The Maine ‘s Inland Fisheries and Wildlife Committee did some good work this year for the sportsmen of this state, acting on over 100 bills, many dealing with big game animals deer, moose, bear, and turkeys. While Maine’s Department of Inland Fisheries and Wildlife got no new money in the next biennial budget, and most of those 100 bills were defeated, the Inland Fisheries and Wildlife Committee showed surprising independence in questioning the department’s position on the issues and choosing – at times – to ignore the agency’s advice.
Perhaps the most surprising example of this came on turkeys. A flood of turkey bills were submitted, including one sponsored at my request by Senator Tom Saviello, calling for a variety of actions to recruit more turkey hunters and increase the turkey harvest. Three legislators who have suffered losses on their farms because of turkeys, spoke forcefully for their own bills: Representatives Jeff Timberlake, Russell Black, and Craig Hickman.
But I had little hope that much would be done because the Department of Inland Fisheries and Wildlife opposed all of the proposals. The agency even whipped up a one-day “task force” and issued a report indicating the group only supported an extension of the October turkey hunt to four weeks.
But DIF&W’s special projects director Judy Camuso delivered a big surprise at the committee’s work session on the turkey bills, informing the committee that the department had decided to offer a whole package of ideas, all of which were enthusiastically embraced by the committee. “This is a bold play. I like the effort that’s gone into this,” Senator Anne Haskell told Camuso.
The committee unanimously endorsed all of the department’s suggestions and added one more of its own. They reduced the turkey hunting permit to $20 for both residents and nonresidents, with no additional fee for a second tom in the spring, expanded the fall season to the entire month of October and added a second turkey of either sex to the fall season, reduced the tagging fee from $5 to $2 for each turkey (with all of the fee going to the tagging agent), extended the spring season to all-day (1/2 hour before sunrise to ½ hour after sunset) and authorized all-day hunting for youth day.
Although DIF&W recommended all-day hunting only in the final two weeks of the spring season, many committee members, including Representative Paul Davis and the two committee chairs, Senator David Dutremble and Representative Mike Shaw, strongly supported all-day hunting throughout the spring season. And that’s what the committee did. But to pick up the vote of Rep. Ellie Espling and get a unanimous vote on the bill, the committee sunsetted all-day hunting in the spring after 2016, meaning the legislature will have to reaffirm it if it is to continue in 2017.

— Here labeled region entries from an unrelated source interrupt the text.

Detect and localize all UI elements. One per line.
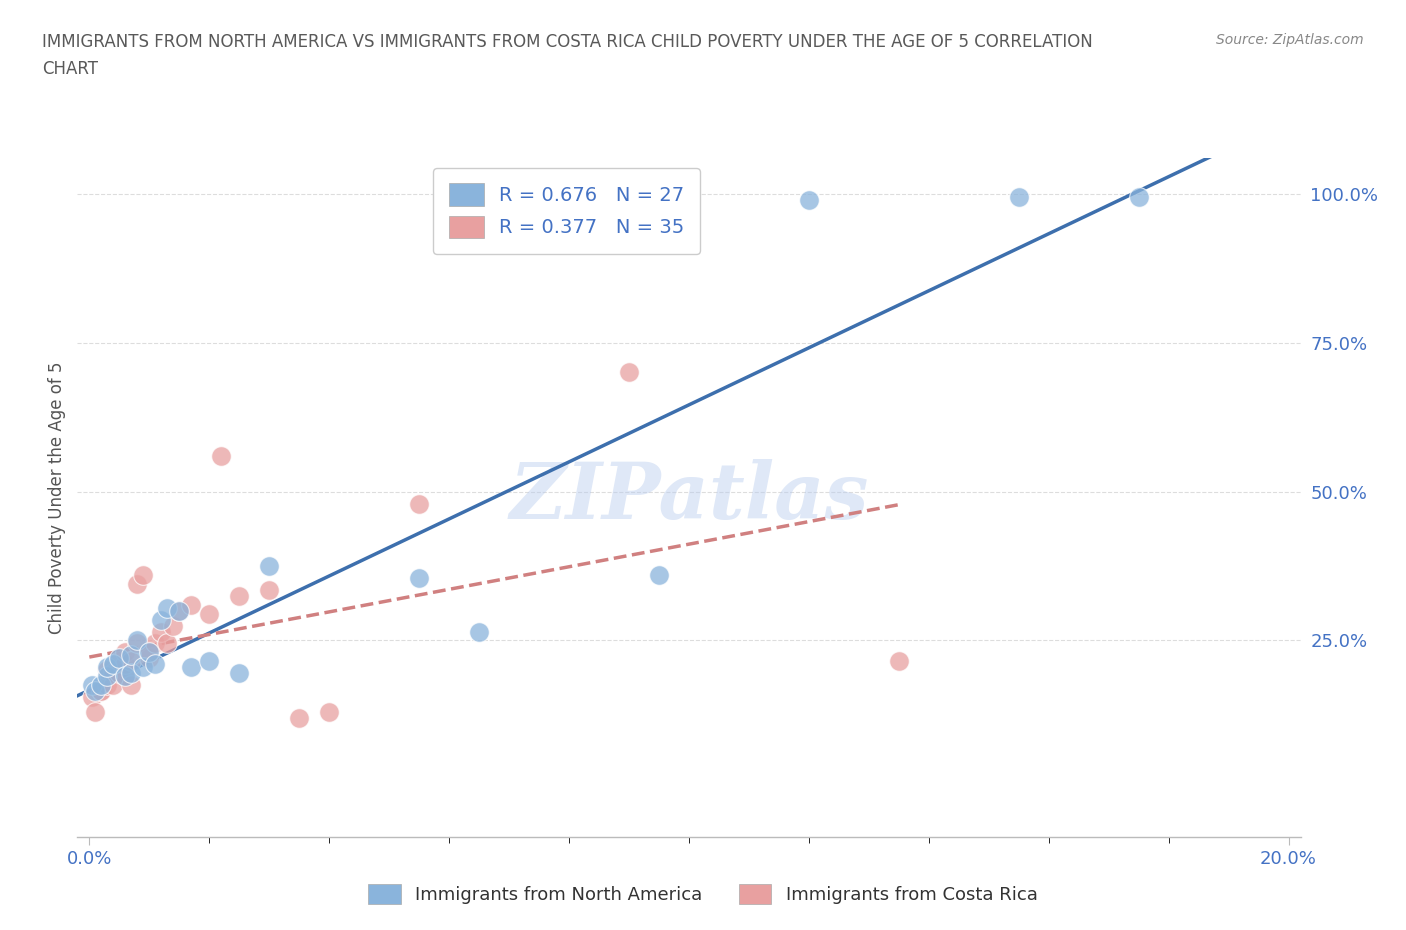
Point xyxy=(114,669,136,684)
Point xyxy=(150,612,173,627)
Point xyxy=(114,657,136,671)
Point xyxy=(257,559,280,574)
Point xyxy=(84,684,107,698)
Point xyxy=(108,651,131,666)
Point xyxy=(96,660,118,675)
Point xyxy=(132,660,155,675)
Point xyxy=(617,365,640,380)
Point xyxy=(108,666,131,681)
Point xyxy=(288,711,311,725)
Point xyxy=(96,669,118,684)
Point xyxy=(198,606,221,621)
Point xyxy=(228,589,250,604)
Point xyxy=(180,660,202,675)
Point xyxy=(648,567,671,582)
Point xyxy=(169,604,191,618)
Point xyxy=(114,669,136,684)
Point xyxy=(127,577,149,591)
Text: Source: ZipAtlas.com: Source: ZipAtlas.com xyxy=(1216,33,1364,46)
Text: ZIPatlas: ZIPatlas xyxy=(509,459,869,536)
Y-axis label: Child Poverty Under the Age of 5: Child Poverty Under the Age of 5 xyxy=(48,361,66,634)
Point xyxy=(156,636,179,651)
Point xyxy=(108,654,131,669)
Point xyxy=(887,654,910,669)
Point xyxy=(127,633,149,648)
Text: CHART: CHART xyxy=(42,60,98,78)
Point xyxy=(120,654,142,669)
Point xyxy=(143,657,166,671)
Point xyxy=(138,644,160,659)
Point xyxy=(318,705,340,720)
Point xyxy=(90,684,112,698)
Point xyxy=(408,496,430,511)
Point xyxy=(408,570,430,585)
Point xyxy=(162,618,184,633)
Text: IMMIGRANTS FROM NORTH AMERICA VS IMMIGRANTS FROM COSTA RICA CHILD POVERTY UNDER : IMMIGRANTS FROM NORTH AMERICA VS IMMIGRA… xyxy=(42,33,1092,50)
Legend: R = 0.676   N = 27, R = 0.377   N = 35: R = 0.676 N = 27, R = 0.377 N = 35 xyxy=(433,167,700,254)
Point xyxy=(198,654,221,669)
Point xyxy=(120,666,142,681)
Point xyxy=(90,678,112,693)
Point xyxy=(1008,190,1031,205)
Point xyxy=(120,678,142,693)
Point xyxy=(96,663,118,678)
Point xyxy=(103,678,125,693)
Point xyxy=(209,448,232,463)
Point xyxy=(257,582,280,597)
Legend: Immigrants from North America, Immigrants from Costa Rica: Immigrants from North America, Immigrant… xyxy=(361,876,1045,911)
Point xyxy=(156,600,179,615)
Point xyxy=(103,666,125,681)
Point xyxy=(103,657,125,671)
Point xyxy=(120,648,142,663)
Point xyxy=(143,636,166,651)
Point xyxy=(138,644,160,659)
Point xyxy=(132,567,155,582)
Point xyxy=(127,636,149,651)
Point xyxy=(114,644,136,659)
Point xyxy=(90,684,112,698)
Point xyxy=(84,705,107,720)
Point xyxy=(82,690,104,705)
Point xyxy=(96,678,118,693)
Point xyxy=(797,193,820,207)
Point xyxy=(1128,190,1150,205)
Point xyxy=(228,666,250,681)
Point xyxy=(180,597,202,612)
Point xyxy=(169,604,191,618)
Point xyxy=(468,624,491,639)
Point xyxy=(82,678,104,693)
Point xyxy=(150,624,173,639)
Point xyxy=(138,651,160,666)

All of these changes were inserted in a bill sponsored by Rep. Tim Marks that originally called for an extension of youth day to a full week. In addition to these changes, the department said it would take other changes to rule-making that essentially will open up the entire state to turkey hunting.
Representatives Steve Wood and Tim Marks felt that the fee was still too high – as did those legislators who sponsored bills to encourage more sportsmen to hunt turkeys. I told the committee that the changes they offered will give those of us who hunt turkeys now a lot more opportunity, but won’t attract a lot more turkey hunters. That will only happen when the fee disappears.
The reduction in fees will cost DIF&W almost $100,000, and the fiscal note attached to the bill, requiring this money to be added to the budget, was the final hurdle. But DIF&W, as final action was being taken on all bills requiring funding, agreed to absorb the cost, negating any need for more funding to be appropriated. And the bill was quickly enacted after that, but not before a final twist.
A final amendment delayed all of the changes until 2014, so the expansion of the fall season will not occur this year. A missed opportunity, for sure.